The Jorlich ambassador stood because Crown Prince Uthor had not asked him to sit. He summarised, “So, Your Highness intends to put aside Princess Harlick, and marry Lady Yogvanna so she can be installed as Queen Consort at your coronation.”
“Exactly.” Crown Prince Uthor beamed. “I knew you were a man of sense. The children will retain their place in the succession, of course. Lady Yogvanna cannot have children and, as you know, that was the only reason I agreed to marry your princess.”
The ambassador kept his face completely neutral and bowed. “If you will excuse me, Your Highness?

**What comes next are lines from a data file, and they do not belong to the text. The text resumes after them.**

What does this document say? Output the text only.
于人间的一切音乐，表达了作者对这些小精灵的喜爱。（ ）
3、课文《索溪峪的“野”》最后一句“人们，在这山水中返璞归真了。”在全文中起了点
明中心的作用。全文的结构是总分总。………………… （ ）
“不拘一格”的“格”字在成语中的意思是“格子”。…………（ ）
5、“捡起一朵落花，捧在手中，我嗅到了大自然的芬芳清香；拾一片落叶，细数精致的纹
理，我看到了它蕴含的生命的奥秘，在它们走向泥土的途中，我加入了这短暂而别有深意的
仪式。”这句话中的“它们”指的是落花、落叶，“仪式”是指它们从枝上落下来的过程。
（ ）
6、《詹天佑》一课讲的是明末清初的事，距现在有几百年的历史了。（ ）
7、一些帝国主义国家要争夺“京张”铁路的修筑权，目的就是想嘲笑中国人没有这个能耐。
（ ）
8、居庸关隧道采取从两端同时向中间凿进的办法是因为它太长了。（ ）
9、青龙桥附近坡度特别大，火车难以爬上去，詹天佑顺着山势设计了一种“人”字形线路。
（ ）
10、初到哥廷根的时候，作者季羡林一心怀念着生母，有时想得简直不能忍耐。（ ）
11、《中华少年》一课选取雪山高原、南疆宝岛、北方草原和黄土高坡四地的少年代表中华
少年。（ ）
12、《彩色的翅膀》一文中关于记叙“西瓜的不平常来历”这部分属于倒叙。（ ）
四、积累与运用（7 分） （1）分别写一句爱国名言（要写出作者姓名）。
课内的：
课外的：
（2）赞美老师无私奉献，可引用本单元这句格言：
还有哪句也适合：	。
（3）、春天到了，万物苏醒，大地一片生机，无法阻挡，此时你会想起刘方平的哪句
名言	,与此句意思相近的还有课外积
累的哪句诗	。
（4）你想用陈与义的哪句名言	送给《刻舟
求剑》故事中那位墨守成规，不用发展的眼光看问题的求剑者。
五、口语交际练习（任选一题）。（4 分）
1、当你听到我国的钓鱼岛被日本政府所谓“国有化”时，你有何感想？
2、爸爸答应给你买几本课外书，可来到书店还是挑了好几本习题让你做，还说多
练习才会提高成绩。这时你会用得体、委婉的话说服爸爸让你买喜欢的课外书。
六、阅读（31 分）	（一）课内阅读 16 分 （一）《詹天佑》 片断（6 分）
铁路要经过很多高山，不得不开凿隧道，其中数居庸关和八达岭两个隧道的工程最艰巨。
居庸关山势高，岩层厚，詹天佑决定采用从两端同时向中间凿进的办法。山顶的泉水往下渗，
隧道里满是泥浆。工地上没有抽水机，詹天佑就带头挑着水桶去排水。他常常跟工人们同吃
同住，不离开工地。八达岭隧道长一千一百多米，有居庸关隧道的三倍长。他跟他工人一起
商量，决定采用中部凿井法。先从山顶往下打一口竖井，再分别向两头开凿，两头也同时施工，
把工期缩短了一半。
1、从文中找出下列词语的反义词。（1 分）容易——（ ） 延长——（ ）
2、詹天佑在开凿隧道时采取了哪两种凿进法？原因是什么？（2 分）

I must prepare for the princess’ return to Jorlie.”
“I believe Princess Harlick will retire to one of our minor rural retreats,” Prince Uthor informed the older man coldly. “One day our eldest son will be king in his turn, and it will not do to have his mother residing in a foreign court.”
“Where will she reside then?” The ambassador had been playing this game for eleven long years.
“I thought she might enjoy the bracing climate at Hederingstall,” he named a small, unmodernised, near-derelict keep above the tree line on the southern mountain range.
Later the King’s Chancellor looked at him in horror. Prince Uthor’s father was dying but not yet dead or even officially mentally incapacitated. “You told the Jorlich ambassador that you’re breaking the treaty?”
“I suppose I did.” Prince Uthor looked up from doing his nails. “What of it? My father’s been far too generous with them. I mean, they’re known for what? A few men-at-arms in actual armour, of all things. I mean in this day and age!”
“The matter is somewhat more complex than that, Your Highness,” began the Chancellor.
“Oh, yes. Princess Harlick conceived a unilateral passion for me.” He waved a dismissive hand. “That’s not really a complexity, now is it?”
The Chancellor sighed. “That is not what I was referring to, Your Highness. If you had read the summary of any of the briefing papers you’ve been provided with on the subject of Jorlie and the thr-”
His Highness interrupted, “I’ve been married to that uninteresting woman for eleven years and six children. I don’t need to know any more than I already do about her boring country. When I am King,” he added warningly, “I shall expect matters of State to be more entertaining than this.”
“I shall keep that in mind, Your Highness.” The Chancellor bowed. “May I be excused?”
“Of course,” the prince waved the hand holding his nail file dismissively. “I’m sure there are lots of things you ought to be doing.”
Back at his office, the first thing the Chancellor did as he came through the door was ask his senior secretary, “Sessmon, how long did the Jorlich ambassador spend with Princess Harlick after he left the Crown Prince?”
The grey-haired man in question looked surprised. “He didn’t sir, he went straight back to the embassy.”
Very precisely the Chancellor asked quietly, “Have those odd metal flagpoles on the top of the embassy been doing anything since then?”
“Yes, they have sir. I was going to mention it because you said you were interested, and it wasn’t when they usually move at half noon.”
“Send messengers to Lord Embrach and Captain Fared so they can meet me at the King’s chambers. I go to wait upon His Majesty, unless,” his mouth twitched in remembrance of a years-old blunder, “any of those three gentlemen is currently within my office?”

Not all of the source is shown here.